Prose dedication to Elizabeth I by George Etheridge, Royal MS 16 C X, f. 1r

One manuscript from this group, however, has already been treated in extensive detail.  Royal MS 16 C X contains the autograph Greek Encomium on Henry VIII by George Etheridge, Regius Professor of Greek at Oxford, which was addressed to Queen Elizabeth I and delivered on the occasion of the Queen’s visit to Oxford in 1566.  The text gives us a fascinating insight into the author and how his life and career was impacted by events relating to the English Reformation, while also providing us with important information about Greek studies in Tudor England (Etheridge’s post, the Regius Professorship of Greek, was after all established by Henry VIII).  It also reflects the national concern for Elizabeth’s succession as a precondition for the security of the kingdom.

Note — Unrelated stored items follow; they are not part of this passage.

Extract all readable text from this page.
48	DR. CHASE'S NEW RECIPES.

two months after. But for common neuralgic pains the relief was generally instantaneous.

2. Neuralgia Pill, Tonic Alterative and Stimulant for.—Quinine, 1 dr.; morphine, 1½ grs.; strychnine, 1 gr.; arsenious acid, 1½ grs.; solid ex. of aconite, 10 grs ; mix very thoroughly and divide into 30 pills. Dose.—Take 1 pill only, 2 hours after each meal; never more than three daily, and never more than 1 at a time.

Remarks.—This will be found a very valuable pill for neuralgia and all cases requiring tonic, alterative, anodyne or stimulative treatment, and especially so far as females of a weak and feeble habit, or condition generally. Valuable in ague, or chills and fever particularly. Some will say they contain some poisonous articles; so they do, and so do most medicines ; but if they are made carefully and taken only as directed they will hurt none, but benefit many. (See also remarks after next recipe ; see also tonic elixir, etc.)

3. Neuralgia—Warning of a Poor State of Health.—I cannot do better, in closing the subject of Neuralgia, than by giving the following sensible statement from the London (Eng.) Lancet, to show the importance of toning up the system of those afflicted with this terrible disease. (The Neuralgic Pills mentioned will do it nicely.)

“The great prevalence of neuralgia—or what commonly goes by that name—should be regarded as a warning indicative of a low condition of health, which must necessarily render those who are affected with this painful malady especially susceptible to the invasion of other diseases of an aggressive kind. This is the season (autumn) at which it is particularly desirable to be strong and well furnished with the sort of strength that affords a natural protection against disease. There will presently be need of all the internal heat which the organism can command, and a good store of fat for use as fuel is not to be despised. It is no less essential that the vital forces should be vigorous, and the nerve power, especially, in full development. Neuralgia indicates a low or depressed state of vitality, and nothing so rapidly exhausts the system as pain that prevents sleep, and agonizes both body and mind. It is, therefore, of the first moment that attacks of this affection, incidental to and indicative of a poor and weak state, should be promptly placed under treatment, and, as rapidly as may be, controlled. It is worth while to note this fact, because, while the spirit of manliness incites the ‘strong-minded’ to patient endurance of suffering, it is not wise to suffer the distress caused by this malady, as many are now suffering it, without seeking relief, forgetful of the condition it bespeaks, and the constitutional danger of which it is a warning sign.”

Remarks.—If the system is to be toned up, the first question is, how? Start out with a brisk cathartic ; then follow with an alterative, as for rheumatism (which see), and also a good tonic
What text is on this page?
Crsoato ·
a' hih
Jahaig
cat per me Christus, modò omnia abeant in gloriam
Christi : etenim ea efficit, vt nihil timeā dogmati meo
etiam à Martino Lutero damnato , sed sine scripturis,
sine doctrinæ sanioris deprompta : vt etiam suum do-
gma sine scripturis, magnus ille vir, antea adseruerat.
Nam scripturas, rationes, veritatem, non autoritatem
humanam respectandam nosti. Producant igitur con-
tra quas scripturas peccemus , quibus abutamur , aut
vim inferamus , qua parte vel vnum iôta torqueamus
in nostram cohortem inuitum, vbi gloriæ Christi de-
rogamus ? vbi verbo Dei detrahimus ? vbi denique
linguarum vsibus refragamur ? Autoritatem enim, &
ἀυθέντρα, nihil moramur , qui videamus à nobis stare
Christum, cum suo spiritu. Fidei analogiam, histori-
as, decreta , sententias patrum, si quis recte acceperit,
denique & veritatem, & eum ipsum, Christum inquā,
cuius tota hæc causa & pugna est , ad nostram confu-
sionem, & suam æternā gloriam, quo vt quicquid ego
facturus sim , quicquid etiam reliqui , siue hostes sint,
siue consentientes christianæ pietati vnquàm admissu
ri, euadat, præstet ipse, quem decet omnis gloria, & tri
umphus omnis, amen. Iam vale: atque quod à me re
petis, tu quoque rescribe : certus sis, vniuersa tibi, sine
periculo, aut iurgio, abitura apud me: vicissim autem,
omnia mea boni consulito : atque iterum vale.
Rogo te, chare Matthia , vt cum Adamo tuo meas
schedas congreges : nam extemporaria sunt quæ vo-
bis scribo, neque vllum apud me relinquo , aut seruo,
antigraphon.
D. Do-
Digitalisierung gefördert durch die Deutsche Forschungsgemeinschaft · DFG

A project to digitise and edit the manuscript was undertaken by researchers at the Hellenic Institute in the History Department of Royal Holloway, University of London, and at the British Library, and an electronic edition can now be viewed online both on both Digitised Manuscripts and on a dedicated website hosted by the Hellenic Institute.  On this website, you can view the manuscript side-by side with a transcription, an edition, and a translation of the Greek text.  The site also contains a number of extremely helpful essays about George Etheridge, the text of the encomium, and the British Library’s collection of Greek manuscripts.